We ended up storing a lot of their cherished belongings in a Storage Post
facility, which really helped make the whole process easier.
The in-laws moved down here about a month after I first
bounced the thought in my head.
Though the whole process was tough, it didn’t take long for them to
settle in. Dad in particular
seemed to thrive in the warmer climate and I know mom is much happier being
closer to us. Before, the in-laws
would call maybe once or twice a month, now we see them almost every other day.
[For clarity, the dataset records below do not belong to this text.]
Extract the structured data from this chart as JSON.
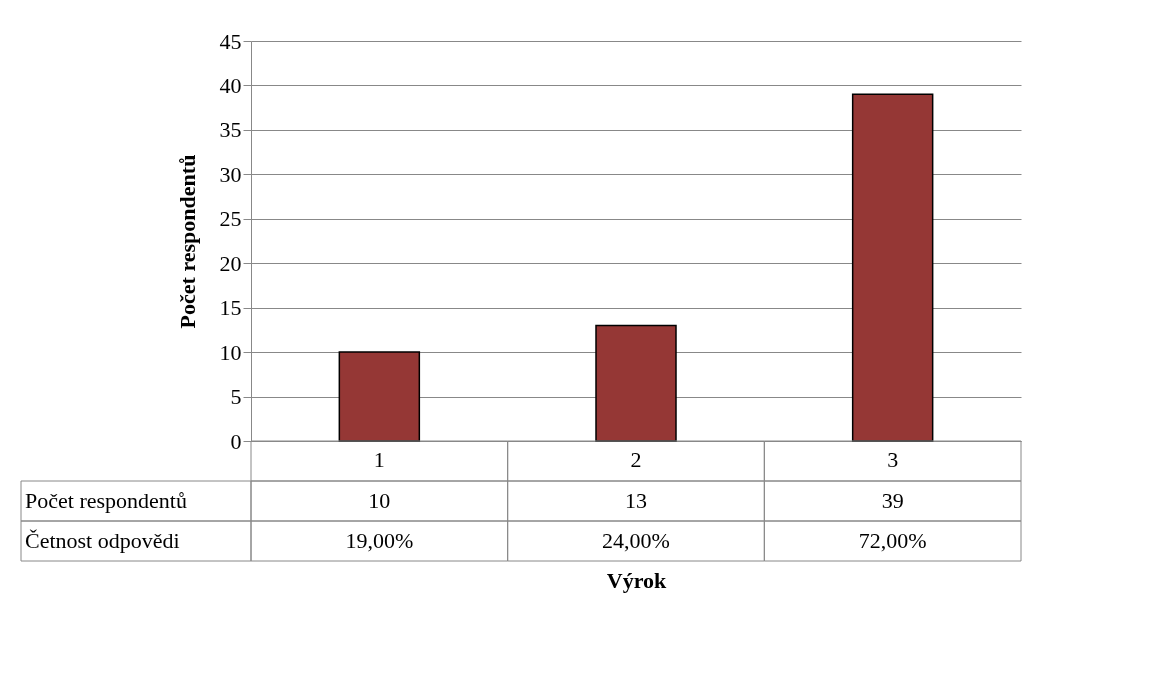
{
  "chart_data": {
    "type": "bar",
    "xlabel": "Výrok",
    "ylabel": "Počet respondentů",
    "categories": [
      "1",
      "2",
      "3"
    ],
    "series": [
      {
        "name": "Počet respondentů",
        "color": "#953735",
        "values": [
          10,
          13,
          39
        ]
      }
    ],
    "ylim": [
      0,
      45
    ],
    "yticks": [
      0,
      5,
      10,
      15,
      20,
      25,
      30,
      35,
      40,
      45
    ],
    "grid": "y",
    "data_labels": true,
    "annotations": [
      "Četnost odpovědi",
      "19,00%",
      "24,00%",
      "72,00%"
    ]
  }
}
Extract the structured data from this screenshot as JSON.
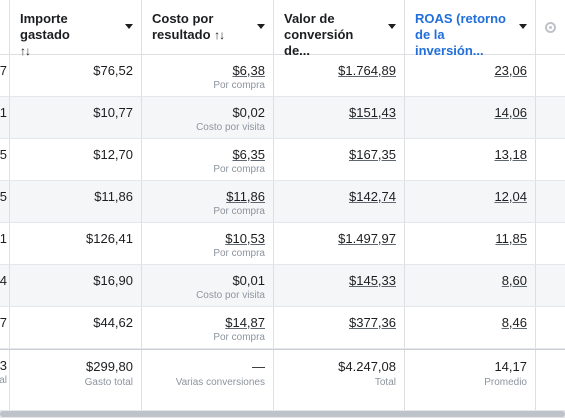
{
  "headers": [
    {
      "label": "Importe gastado",
      "sort": "↑↓"
    },
    {
      "label": "Costo por resultado",
      "sort": "↑↓"
    },
    {
      "label": "Valor de conversión de...",
      "sort": ""
    },
    {
      "label": "ROAS (retorno de la inversión...",
      "sort": ""
    }
  ],
  "rows": [
    {
      "lead": "7",
      "spend": "$76,52",
      "cpr": "$6,38",
      "cpr_sub": "Por compra",
      "conv_value": "$1.764,89",
      "roas": "23,06"
    },
    {
      "lead": "1",
      "spend": "$10,77",
      "cpr": "$0,02",
      "cpr_sub": "Costo por visita",
      "conv_value": "$151,43",
      "roas": "14,06"
    },
    {
      "lead": "5",
      "spend": "$12,70",
      "cpr": "$6,35",
      "cpr_sub": "Por compra",
      "conv_value": "$167,35",
      "roas": "13,18"
    },
    {
      "lead": "5",
      "spend": "$11,86",
      "cpr": "$11,86",
      "cpr_sub": "Por compra",
      "conv_value": "$142,74",
      "roas": "12,04"
    },
    {
      "lead": "1",
      "spend": "$126,41",
      "cpr": "$10,53",
      "cpr_sub": "Por compra",
      "conv_value": "$1.497,97",
      "roas": "11,85"
    },
    {
      "lead": "4",
      "spend": "$16,90",
      "cpr": "$0,01",
      "cpr_sub": "Costo por visita",
      "conv_value": "$145,33",
      "roas": "8,60"
    },
    {
      "lead": "7",
      "spend": "$44,62",
      "cpr": "$14,87",
      "cpr_sub": "Por compra",
      "conv_value": "$377,36",
      "roas": "8,46"
    }
  ],
  "footer": {
    "lead": "3",
    "lead_sub": "al",
    "spend": "$299,80",
    "spend_sub": "Gasto total",
    "cpr": "—",
    "cpr_sub": "Varias conversiones",
    "conv_value": "$4.247,08",
    "conv_value_sub": "Total",
    "roas": "14,17",
    "roas_sub": "Promedio"
  },
  "colors": {
    "accent": "#216fdb",
    "row_alt": "#f5f6f7",
    "muted": "#8d949e"
  }
}
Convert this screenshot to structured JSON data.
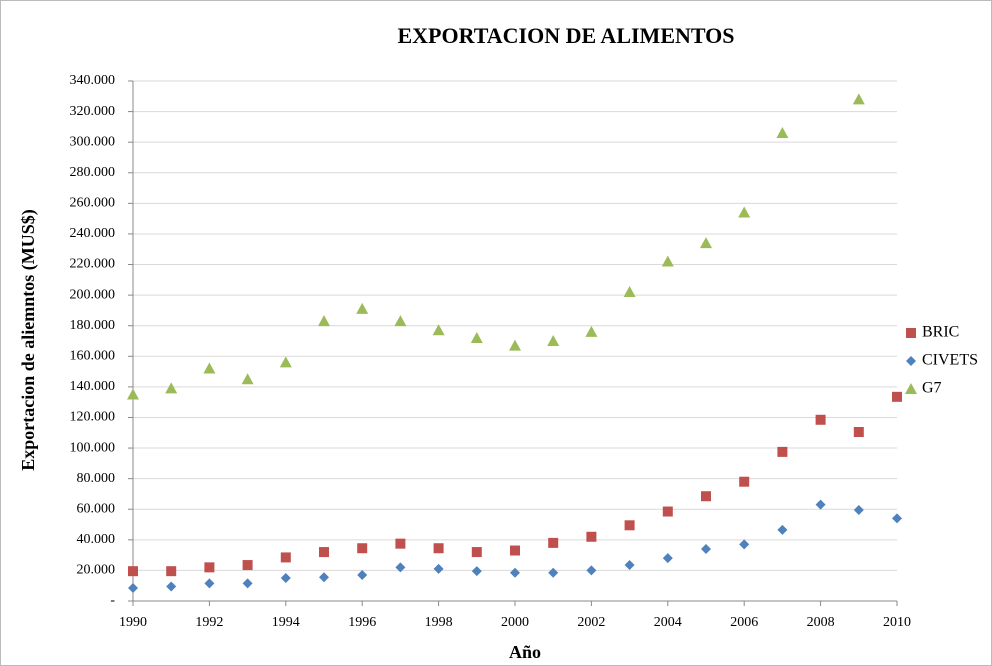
{
  "chart_data": {
    "type": "scatter",
    "title": "EXPORTACION DE ALIMENTOS",
    "x_label": "Año",
    "y_label": "Exportacion de aliemntos (MUS$)",
    "x": [
      1990,
      1991,
      1992,
      1993,
      1994,
      1995,
      1996,
      1997,
      1998,
      1999,
      2000,
      2001,
      2002,
      2003,
      2004,
      2005,
      2006,
      2007,
      2008,
      2009,
      2010
    ],
    "series": [
      {
        "name": "BRIC",
        "color": "#c0504d",
        "marker": "square",
        "values": [
          19500,
          19500,
          22000,
          23500,
          28500,
          32000,
          34500,
          37500,
          34500,
          32000,
          33000,
          38000,
          42000,
          49500,
          58500,
          68500,
          78000,
          97500,
          118500,
          110500,
          133500
        ]
      },
      {
        "name": "CIVETS",
        "color": "#4f81bd",
        "marker": "diamond",
        "values": [
          8500,
          9500,
          11500,
          11500,
          15000,
          15500,
          17000,
          22000,
          21000,
          19500,
          18500,
          18500,
          20000,
          23500,
          28000,
          34000,
          37000,
          46500,
          63000,
          59500,
          54000
        ]
      },
      {
        "name": "G7",
        "color": "#9bbb59",
        "marker": "triangle",
        "values": [
          135000,
          139000,
          152000,
          145000,
          156000,
          183000,
          191000,
          183000,
          177000,
          172000,
          167000,
          170000,
          176000,
          202000,
          222000,
          234000,
          254000,
          306000,
          null,
          328000,
          null
        ]
      }
    ],
    "xlim": [
      1990,
      2010
    ],
    "xticks": [
      1990,
      1992,
      1994,
      1996,
      1998,
      2000,
      2002,
      2004,
      2006,
      2008,
      2010
    ],
    "ylim": [
      0,
      340000
    ],
    "yticks": [
      {
        "value": 0,
        "label": "-"
      },
      {
        "value": 20000,
        "label": "20.000"
      },
      {
        "value": 40000,
        "label": "40.000"
      },
      {
        "value": 60000,
        "label": "60.000"
      },
      {
        "value": 80000,
        "label": "80.000"
      },
      {
        "value": 100000,
        "label": "100.000"
      },
      {
        "value": 120000,
        "label": "120.000"
      },
      {
        "value": 140000,
        "label": "140.000"
      },
      {
        "value": 160000,
        "label": "160.000"
      },
      {
        "value": 180000,
        "label": "180.000"
      },
      {
        "value": 200000,
        "label": "200.000"
      },
      {
        "value": 220000,
        "label": "220.000"
      },
      {
        "value": 240000,
        "label": "240.000"
      },
      {
        "value": 260000,
        "label": "260.000"
      },
      {
        "value": 280000,
        "label": "280.000"
      },
      {
        "value": 300000,
        "label": "300.000"
      },
      {
        "value": 320000,
        "label": "320.000"
      },
      {
        "value": 340000,
        "label": "340.000"
      }
    ],
    "grid": true,
    "legend": "right"
  }
}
Fast forward a year and a half and we all couldn’t be
happier. In fact, I’m having the
family over for dinner tomorrow night!
Now that he has more free time, Dad spends most of his time outdoors
with a glass of sweet tea and a nice book. He’s fully mobile again, and with this wonderful southern
climate, worrying about the ice is (almost) a thing of the past. I’m happy to announce how close we’ve
grown this past year, and I can’t believe it took a potential catastrophe for
me to realize just how dear family is.
Bringing them here, within a few minutes from us, was one of the best
decisions Frank and I ever made.
While downsizing and retiring can be an overwhelming
process, finding the good in situations can make all the difference. It’s
important to keep loved ones close at heart and near in proximity, and to
realize that it’s never too late to reconnect with family.